To my mind the essential feature of the building and loan plan is that of providing for the repayment of loans by the maturing of the shares of stock belonging to the borrower, which are to be matured by the small regular payments stipulated in the articles of association. This enables and encourages the stockholder of limited means and small income to invest his money in a home and pay for it in installments within his reach, when without this opportunity he might be unable or unwilling to purchase a home. It also gives him as a stockholder the benefit of the earnings and profits of the association in more quickly maturing his stock and discharging his indebtedness.

The premium in addition to the regular interest charged is one of the means of profit contributing to an early maturity of the stock. The premium and interest together may amount to more than legal interest on the loan, but the law tolerates this in its willingness to encourage the building of homes by those not able to do so by other means, and the more willingly because the larger payments made by the borrowers so add to the value of their own investment in the stock of the association that by effecting an early maturity of the shares it may ultimately preclude payment of more than a fair interest on the loan.

Incidentally the premiums where they are fixed by competitive bidding are made a means of determining the priority in the making of loans where there are several applicants therefor, the loan being made to the highest bidder. The real reason of this bidding, however, is not simply to determine the order in which the loans shall be *558made, as this could be determined by the order of application for the money, or in other ways more equitable than that of bidding for the money. It is done in order by trading upon the necessities of the borrower to secure as large a bonus as possible for the association, in pursuance of the policy of maturing shares as early as possible. If, then, the policy of the law with respect to these associations is to make the premiums, and by necessary consequence the interest, paid by the borrower as large as possible, there is no good reason to object to any reasonable premium as infringing the usury law.

Fixing the amount of premium by competitive bidding in making each loan merely introduce into the association an element of chance whereby one class of borrowers will profit at the expense of the others. All who bid less than the average of all the premiums paid will profit at the expense of those who bid more than the average. The association as a whole will not benefit by the inequality. Its profits will be equally great if all pay the average premium, and the equitable plan would be to require this uniform payment. I can not conceive that this inequality of burden, the extent of which is dependent upon the number and necessities of those who may happen to desire a loan at the same time, as the successful bidder is so inherently essential to the purpose which the statute was designed to favor, that an association not adopting it should be excluded from the benefits of the act in reference to such associations.

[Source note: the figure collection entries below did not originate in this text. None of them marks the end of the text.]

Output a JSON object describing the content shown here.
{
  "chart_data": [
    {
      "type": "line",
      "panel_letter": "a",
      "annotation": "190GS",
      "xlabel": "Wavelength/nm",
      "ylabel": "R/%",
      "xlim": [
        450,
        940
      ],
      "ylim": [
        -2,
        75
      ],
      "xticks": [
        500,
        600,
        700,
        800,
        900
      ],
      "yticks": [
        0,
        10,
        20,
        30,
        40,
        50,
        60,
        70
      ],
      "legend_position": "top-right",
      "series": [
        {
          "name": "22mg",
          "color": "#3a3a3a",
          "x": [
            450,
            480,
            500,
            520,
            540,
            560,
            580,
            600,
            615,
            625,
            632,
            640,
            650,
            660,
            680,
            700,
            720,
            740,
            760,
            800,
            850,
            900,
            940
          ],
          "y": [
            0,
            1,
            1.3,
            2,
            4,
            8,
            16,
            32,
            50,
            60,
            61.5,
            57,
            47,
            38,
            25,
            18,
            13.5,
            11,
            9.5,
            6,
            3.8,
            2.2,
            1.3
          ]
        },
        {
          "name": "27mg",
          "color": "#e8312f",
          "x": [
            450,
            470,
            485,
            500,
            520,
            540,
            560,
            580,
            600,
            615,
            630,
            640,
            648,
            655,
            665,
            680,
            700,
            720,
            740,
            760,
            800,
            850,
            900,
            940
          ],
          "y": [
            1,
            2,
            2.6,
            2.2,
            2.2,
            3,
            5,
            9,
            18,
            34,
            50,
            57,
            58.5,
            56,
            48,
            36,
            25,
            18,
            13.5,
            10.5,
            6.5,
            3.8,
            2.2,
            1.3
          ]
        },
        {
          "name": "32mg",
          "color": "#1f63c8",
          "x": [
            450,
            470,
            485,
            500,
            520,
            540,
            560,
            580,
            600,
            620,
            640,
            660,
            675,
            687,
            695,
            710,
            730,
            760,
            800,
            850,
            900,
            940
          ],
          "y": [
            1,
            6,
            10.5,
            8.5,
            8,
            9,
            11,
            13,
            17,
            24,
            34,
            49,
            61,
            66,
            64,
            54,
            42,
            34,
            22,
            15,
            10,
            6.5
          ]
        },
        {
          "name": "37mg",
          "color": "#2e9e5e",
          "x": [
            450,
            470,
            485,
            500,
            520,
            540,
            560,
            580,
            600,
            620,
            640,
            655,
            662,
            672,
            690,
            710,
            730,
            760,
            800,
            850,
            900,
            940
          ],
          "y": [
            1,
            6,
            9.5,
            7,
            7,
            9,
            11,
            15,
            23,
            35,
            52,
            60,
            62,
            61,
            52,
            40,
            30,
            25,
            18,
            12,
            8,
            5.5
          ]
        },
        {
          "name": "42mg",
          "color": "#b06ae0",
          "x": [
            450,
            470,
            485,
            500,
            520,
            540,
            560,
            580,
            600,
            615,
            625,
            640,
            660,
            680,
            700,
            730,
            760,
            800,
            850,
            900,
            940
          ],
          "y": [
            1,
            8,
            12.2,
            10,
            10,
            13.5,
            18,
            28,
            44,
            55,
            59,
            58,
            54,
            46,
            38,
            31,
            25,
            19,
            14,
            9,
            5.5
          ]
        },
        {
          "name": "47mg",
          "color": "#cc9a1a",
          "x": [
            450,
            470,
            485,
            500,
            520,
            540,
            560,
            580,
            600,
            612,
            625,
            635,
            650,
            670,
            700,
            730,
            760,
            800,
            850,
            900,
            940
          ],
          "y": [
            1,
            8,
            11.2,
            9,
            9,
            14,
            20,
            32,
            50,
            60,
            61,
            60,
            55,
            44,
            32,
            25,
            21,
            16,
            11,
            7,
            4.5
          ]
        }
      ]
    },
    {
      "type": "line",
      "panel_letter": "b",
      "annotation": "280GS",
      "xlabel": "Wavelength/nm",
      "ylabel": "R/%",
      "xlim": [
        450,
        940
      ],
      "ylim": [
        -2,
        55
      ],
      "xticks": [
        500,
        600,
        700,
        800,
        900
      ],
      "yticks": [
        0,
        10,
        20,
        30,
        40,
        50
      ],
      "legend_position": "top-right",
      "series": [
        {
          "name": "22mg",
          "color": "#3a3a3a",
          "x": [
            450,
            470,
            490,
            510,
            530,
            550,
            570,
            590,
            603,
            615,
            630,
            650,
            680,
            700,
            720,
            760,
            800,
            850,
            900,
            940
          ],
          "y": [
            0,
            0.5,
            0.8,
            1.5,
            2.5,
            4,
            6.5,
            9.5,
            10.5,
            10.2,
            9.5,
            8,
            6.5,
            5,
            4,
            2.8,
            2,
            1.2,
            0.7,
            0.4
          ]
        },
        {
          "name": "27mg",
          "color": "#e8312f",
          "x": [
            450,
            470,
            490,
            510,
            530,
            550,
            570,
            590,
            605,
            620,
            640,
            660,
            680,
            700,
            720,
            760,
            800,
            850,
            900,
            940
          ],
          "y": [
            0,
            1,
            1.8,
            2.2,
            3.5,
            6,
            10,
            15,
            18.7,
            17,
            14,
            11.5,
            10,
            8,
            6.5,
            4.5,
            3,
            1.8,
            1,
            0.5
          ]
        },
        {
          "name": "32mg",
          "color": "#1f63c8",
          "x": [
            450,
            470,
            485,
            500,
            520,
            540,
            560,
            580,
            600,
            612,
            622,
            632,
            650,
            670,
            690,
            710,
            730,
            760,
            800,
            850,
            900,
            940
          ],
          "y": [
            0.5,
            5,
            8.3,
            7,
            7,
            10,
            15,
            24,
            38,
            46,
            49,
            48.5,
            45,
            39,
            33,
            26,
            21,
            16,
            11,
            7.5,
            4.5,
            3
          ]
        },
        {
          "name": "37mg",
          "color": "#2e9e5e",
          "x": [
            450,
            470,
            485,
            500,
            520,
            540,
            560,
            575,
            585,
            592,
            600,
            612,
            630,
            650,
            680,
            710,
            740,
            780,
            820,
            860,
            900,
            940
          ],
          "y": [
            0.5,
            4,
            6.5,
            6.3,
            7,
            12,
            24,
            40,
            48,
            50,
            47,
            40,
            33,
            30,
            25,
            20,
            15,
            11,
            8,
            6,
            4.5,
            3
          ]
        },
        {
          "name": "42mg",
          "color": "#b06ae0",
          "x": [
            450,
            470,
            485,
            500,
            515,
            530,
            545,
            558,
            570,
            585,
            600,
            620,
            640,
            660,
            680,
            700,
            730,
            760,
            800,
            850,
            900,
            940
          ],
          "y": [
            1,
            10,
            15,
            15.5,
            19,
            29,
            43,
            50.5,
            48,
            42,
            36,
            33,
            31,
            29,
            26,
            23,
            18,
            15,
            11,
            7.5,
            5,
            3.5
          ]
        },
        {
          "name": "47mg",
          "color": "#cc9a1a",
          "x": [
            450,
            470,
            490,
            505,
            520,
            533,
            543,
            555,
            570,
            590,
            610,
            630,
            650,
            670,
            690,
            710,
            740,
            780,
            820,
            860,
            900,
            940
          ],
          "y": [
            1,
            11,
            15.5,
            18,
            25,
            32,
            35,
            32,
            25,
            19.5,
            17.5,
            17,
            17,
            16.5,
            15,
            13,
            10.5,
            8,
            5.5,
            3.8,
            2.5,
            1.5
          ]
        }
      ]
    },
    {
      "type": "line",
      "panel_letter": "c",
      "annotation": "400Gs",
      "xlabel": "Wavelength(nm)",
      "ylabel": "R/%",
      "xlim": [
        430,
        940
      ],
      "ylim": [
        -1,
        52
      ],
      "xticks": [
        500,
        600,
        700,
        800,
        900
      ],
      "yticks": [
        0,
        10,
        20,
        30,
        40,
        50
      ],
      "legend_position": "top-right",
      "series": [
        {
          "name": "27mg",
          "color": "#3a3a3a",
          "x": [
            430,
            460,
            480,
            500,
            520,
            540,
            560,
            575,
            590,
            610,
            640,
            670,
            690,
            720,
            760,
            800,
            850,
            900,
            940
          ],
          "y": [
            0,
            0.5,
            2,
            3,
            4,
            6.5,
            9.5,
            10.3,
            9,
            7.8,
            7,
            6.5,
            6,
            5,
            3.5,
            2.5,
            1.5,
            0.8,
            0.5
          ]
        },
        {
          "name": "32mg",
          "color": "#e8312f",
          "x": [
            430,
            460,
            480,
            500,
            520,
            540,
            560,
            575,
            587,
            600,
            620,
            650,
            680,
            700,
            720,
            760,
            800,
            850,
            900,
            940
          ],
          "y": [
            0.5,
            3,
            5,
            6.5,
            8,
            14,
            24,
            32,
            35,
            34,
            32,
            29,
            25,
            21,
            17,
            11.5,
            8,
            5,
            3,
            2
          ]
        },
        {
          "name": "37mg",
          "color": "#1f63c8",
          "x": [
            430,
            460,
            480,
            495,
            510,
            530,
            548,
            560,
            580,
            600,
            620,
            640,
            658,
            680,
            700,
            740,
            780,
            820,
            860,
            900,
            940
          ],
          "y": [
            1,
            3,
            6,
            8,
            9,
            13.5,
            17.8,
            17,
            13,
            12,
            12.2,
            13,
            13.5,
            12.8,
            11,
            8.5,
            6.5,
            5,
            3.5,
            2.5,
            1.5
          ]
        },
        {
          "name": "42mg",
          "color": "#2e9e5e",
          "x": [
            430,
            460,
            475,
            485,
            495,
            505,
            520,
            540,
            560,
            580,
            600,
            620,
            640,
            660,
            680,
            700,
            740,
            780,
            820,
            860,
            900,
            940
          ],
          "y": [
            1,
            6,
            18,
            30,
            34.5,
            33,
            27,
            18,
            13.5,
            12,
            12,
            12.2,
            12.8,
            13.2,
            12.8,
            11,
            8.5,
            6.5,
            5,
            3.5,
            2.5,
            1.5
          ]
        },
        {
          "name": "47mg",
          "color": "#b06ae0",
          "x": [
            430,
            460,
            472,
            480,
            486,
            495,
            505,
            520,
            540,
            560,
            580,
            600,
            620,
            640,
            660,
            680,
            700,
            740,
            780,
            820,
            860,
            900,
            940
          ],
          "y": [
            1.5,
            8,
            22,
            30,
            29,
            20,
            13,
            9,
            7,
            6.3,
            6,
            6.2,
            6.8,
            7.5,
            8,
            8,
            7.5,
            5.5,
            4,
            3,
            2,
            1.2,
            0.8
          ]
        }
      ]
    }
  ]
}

The appellee is a foreign building and loan association. Such associations doing business over a wide territory can not assemble their members as can the local companies, and put their money up at auction. So far as my acquaintance with them extends, they invariably adopt the fixed premium, and' no other would be reasonably practicable. It was in reference to these associations doing business in this way that the act above quoted was passed, and they should have the benefit of it.